Per fortuna che anche in città scopro poi, con sopresa, essere sopravvissuto l’homo sapiens sapiens che va in pigiama al mc donalds e prende un mese di colazione gratis. Poi da i buoni ai clochard. Piccole dimostrazioni del sopravvissuto genere umano, anche in città!

 

Trentenni

28 febbraio 2015

Ci mancava Capanna…

dopo essere stati insultati da Padoa Schioppa con il suo “bamboccioni”,

dopo essere stati insultati dalla Fornero con il suo “choosy”

dopo gli insulti di Martone con il suo “laurearsi dopo i 28 anni è da sfigati”,

ci mancava Mario Capanna che ci diceva che ci meritiamo di avere la pensione bassa perché non lottiamo.
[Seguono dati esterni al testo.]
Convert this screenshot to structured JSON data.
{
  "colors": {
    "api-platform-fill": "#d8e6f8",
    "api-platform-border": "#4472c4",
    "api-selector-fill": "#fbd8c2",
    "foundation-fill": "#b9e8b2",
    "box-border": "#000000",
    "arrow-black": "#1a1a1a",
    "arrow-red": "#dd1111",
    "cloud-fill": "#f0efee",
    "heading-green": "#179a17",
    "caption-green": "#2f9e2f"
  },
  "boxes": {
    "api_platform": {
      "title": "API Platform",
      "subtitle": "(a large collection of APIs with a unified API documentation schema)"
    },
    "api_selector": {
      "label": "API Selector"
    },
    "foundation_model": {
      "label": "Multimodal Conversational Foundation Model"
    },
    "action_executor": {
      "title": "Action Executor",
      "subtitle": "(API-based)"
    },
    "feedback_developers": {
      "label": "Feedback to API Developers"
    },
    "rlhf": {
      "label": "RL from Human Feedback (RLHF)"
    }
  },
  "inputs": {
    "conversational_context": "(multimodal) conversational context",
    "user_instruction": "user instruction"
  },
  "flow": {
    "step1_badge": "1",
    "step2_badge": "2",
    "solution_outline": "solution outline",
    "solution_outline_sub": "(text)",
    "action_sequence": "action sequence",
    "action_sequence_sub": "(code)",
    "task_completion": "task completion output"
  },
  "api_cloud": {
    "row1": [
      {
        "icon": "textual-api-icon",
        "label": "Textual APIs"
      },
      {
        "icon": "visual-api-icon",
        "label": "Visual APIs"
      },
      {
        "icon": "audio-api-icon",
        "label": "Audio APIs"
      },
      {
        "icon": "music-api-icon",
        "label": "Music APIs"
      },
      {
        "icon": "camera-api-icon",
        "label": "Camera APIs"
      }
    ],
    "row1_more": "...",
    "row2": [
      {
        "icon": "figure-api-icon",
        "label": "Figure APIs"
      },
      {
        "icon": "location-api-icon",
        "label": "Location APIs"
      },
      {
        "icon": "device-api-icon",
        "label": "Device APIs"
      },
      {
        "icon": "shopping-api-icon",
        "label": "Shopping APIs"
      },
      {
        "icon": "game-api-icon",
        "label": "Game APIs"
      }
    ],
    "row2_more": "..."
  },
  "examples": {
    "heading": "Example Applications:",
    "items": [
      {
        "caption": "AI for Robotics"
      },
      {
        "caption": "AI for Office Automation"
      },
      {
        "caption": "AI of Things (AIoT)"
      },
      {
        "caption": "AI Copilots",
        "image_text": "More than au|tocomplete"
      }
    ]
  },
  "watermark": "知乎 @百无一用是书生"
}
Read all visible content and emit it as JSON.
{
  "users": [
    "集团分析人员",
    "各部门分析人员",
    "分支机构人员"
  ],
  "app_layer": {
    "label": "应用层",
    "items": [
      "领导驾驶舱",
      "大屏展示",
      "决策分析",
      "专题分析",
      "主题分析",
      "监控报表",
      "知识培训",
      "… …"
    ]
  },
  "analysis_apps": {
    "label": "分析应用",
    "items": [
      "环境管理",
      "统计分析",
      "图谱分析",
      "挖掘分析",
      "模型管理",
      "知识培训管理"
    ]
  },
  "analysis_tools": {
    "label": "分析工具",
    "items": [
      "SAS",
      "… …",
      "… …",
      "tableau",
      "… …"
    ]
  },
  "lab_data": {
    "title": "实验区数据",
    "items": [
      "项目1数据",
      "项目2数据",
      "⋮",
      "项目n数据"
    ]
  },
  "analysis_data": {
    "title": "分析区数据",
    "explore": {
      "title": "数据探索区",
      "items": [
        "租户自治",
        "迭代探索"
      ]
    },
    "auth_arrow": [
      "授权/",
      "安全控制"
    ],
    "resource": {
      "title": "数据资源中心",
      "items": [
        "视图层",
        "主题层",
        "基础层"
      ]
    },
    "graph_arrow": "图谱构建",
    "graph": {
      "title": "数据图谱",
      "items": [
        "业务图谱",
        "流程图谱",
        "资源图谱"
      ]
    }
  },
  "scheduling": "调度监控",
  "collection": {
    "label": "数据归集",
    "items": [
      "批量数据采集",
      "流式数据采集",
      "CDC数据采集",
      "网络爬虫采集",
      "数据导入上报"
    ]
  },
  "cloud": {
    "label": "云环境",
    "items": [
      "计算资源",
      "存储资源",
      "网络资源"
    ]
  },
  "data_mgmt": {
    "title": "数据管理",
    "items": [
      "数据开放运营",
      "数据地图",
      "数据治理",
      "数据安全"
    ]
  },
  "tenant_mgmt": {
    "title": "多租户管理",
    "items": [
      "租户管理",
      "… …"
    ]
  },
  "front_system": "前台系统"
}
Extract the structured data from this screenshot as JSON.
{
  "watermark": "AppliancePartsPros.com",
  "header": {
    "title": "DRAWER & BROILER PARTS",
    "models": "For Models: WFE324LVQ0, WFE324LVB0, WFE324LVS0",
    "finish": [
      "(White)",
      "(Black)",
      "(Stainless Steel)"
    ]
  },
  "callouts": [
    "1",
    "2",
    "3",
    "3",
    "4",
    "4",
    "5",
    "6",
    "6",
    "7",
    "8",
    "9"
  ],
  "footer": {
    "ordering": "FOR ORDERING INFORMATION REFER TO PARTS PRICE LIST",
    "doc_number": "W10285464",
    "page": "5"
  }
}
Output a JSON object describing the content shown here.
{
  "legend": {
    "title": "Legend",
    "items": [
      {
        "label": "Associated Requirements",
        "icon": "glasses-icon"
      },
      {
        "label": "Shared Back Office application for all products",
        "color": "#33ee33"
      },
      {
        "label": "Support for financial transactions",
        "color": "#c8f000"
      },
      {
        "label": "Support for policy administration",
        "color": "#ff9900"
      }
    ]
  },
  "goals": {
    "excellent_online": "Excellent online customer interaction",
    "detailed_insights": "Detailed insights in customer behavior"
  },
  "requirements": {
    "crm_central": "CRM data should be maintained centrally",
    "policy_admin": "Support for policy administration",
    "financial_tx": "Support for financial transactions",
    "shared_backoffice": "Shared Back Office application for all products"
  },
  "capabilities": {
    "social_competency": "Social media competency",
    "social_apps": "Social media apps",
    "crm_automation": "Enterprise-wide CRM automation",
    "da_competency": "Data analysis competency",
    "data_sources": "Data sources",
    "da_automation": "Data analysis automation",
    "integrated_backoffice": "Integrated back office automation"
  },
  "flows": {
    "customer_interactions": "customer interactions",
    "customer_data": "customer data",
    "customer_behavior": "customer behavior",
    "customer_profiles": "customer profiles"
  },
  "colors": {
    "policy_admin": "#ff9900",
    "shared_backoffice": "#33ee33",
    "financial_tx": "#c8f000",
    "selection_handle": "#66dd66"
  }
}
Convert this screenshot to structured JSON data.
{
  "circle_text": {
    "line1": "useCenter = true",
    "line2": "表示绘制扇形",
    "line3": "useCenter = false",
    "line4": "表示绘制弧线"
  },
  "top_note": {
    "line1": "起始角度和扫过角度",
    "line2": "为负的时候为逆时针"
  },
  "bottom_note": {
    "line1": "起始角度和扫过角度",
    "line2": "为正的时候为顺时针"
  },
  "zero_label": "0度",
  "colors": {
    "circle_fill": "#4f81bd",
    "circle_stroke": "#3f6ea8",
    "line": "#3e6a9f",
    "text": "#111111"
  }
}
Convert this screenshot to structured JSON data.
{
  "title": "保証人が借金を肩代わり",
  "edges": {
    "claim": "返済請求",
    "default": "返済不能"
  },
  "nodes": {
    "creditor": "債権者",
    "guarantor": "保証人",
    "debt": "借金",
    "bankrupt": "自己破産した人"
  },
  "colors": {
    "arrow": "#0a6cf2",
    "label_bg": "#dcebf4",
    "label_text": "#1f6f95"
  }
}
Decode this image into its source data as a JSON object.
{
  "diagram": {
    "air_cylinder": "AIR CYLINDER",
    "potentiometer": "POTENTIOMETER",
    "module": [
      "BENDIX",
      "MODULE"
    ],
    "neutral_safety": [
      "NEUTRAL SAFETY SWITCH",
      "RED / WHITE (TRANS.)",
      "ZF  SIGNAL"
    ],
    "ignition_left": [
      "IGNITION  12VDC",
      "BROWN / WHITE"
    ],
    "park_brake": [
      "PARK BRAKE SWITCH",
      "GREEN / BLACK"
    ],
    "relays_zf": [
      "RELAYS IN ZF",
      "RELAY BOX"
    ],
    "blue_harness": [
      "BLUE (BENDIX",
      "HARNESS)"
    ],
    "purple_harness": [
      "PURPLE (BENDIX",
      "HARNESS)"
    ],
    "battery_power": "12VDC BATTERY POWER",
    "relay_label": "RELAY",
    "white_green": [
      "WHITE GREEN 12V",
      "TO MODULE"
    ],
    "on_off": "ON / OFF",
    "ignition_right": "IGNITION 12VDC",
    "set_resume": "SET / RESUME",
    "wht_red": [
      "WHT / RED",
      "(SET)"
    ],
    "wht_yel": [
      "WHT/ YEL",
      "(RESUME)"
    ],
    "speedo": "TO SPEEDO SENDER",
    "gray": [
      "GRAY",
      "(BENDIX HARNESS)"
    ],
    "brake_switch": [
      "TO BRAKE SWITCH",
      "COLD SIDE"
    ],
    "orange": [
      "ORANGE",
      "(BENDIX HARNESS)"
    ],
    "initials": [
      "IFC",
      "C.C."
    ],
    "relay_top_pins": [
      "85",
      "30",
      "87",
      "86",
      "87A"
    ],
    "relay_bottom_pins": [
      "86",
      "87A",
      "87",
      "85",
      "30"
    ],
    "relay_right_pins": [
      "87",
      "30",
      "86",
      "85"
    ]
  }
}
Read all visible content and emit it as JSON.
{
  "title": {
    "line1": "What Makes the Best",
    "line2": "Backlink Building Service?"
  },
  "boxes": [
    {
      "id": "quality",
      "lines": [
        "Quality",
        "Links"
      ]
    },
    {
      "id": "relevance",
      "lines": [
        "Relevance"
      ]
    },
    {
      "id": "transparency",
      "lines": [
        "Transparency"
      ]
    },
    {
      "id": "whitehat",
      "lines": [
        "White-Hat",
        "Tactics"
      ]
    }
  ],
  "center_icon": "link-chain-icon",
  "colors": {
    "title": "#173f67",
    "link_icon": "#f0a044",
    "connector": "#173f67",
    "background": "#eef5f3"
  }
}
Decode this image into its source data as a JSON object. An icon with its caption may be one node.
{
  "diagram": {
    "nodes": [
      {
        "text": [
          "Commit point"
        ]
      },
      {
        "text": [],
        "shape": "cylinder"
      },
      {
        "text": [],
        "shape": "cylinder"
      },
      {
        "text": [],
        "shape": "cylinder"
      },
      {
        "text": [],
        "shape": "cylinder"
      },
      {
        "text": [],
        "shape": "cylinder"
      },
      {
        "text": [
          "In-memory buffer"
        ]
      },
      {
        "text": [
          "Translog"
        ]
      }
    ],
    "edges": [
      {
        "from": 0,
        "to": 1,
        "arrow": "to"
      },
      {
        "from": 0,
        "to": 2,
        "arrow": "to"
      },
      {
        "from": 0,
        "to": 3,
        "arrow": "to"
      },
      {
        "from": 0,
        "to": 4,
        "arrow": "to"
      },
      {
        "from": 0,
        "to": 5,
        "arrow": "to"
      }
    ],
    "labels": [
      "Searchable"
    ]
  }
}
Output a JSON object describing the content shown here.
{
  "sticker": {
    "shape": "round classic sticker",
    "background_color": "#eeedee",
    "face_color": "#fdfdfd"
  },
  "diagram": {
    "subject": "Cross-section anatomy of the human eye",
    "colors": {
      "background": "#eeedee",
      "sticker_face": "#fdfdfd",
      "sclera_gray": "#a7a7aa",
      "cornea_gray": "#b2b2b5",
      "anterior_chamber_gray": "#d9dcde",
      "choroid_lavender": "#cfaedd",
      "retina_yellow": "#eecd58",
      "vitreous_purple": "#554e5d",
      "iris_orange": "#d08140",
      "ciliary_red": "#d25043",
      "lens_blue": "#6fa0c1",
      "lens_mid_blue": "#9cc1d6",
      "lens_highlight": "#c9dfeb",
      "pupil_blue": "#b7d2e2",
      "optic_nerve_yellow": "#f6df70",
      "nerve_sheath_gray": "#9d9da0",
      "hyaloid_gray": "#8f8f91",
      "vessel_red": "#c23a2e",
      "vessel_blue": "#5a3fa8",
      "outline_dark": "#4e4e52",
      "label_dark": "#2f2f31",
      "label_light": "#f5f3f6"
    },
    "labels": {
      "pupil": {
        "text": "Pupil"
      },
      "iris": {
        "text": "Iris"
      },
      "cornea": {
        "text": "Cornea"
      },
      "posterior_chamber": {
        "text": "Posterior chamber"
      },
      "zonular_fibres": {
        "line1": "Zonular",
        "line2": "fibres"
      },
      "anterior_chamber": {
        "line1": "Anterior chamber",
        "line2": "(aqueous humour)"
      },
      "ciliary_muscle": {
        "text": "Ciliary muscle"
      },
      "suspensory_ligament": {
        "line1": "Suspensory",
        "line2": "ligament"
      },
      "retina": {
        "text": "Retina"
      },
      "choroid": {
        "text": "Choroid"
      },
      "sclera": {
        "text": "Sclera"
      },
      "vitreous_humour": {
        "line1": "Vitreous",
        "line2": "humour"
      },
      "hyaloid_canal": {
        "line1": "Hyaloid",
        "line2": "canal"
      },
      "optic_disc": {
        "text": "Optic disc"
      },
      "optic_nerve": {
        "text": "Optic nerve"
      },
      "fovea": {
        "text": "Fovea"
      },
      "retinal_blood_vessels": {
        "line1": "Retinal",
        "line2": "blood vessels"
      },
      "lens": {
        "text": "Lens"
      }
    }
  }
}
Allora chiariamo un paio di cose, più che per Capanna, che di certo non sta a pensare a me, per tutti quegli ex sessantottini che hanno tanto da dire sulla mia generazione.

punto primo.

Siamo figli vostri. Siamo figli vostri in tutti i sensi. In primo luogo perché con ogni probabilità ognuno di voi ha procreato fisicamente una di queste creature che oggi ha 30 anni; in secondo luogo perché ci avete cresciuto, a vostra immagine e somiglianza se ci siete riusciti, nel migliore dei modi possibili altrimenti; in terzo luogo, ma non meno importante, siamo vostri figli “politici e sociali”. Siamo il futuro che avete disegnato per noi. Noi viviamo il frutto delle vostre lotte, delle vostre grida, dei vostri pianti, dei vostri voti. Siamo noi che viviamo il mondo che voi avete scelto, che voi avete votato, il mondo che avete vinto, o che avete perso. Quindi, cari ex-sessantottini, se non avete saputo insegnarci niente di meglio si quello che vedete farci oggi, abbiate almeno la dignità di assumervi parte delle vostre responsabilità, perché noi non c’eravamo.

punto secondo.

Noi sappiamo quello che viviamo, e credo sinceramente che la maggior parte di voi sia ancorato a valori e ideali del tutto oltrepassati, non tanto dalla politica, quanto dalle situazioni empiriche del Paese Italia. L’articolo 18? non sono più troppo sicura che sia una forma di tutela corretta, visto che può essere serenamente utilizzato per tutelare chi fa finta di stare male e non va a lavoro (o va a farne uno in nero), chi va a lavoro e si mette lo smalto invece di ricevere gli utenti, chi “non faccio questo perché non rientra nel mio mansionario” etc etc… Questo non significa che io personalmente ritenga il Jobs Act un buon provvedimento, e chi mi conosce sa quanto poco abbia a cuore Renzi. Tuttavia il sistema di tutele precedente, dava più che altro l’impressione di tutelare i soliti noti a scapito di una generazione allo sbaraglio che ha molta voglia di Lavorare, e zero opportunità per farlo (salvo fare il volontario ad EXPO).

punto terzo

Forse non ci conoscete. Fatevene una ragione. Non ci conoscete, non riuscite a capirci, e probabilmente mai ci riuscirete. Non è colpa vostra, non è colpa nostra, apparteniamo a due generazioni troppo distanti forse. Troppo spesso siamo preparati, conosciamo le lingue; spesso e volentieri siamo ottimamente laureati, e abbiamo impiegato più tempo a studiare per dare gli esami che nelle piazze per ottenere i 18 politici. Tutto questo, cari ex-sessantottini, non è servito a nulla. E’ servito molto di più la vostra lotta per il 18 politico, a chi si è laureato con il minimo sindacabile negli anni d’oro, e che ora viene a dire a me che magari sono un bamboccione, uno sfigato, un choosy, e chi più ne ha più ne metta. Beh, sapete che c’è? preferiamo il nostro impegno quotidiano, la nostra fatica per quel fottuto 110 e lode, alle vostre grida condite con 18 politici.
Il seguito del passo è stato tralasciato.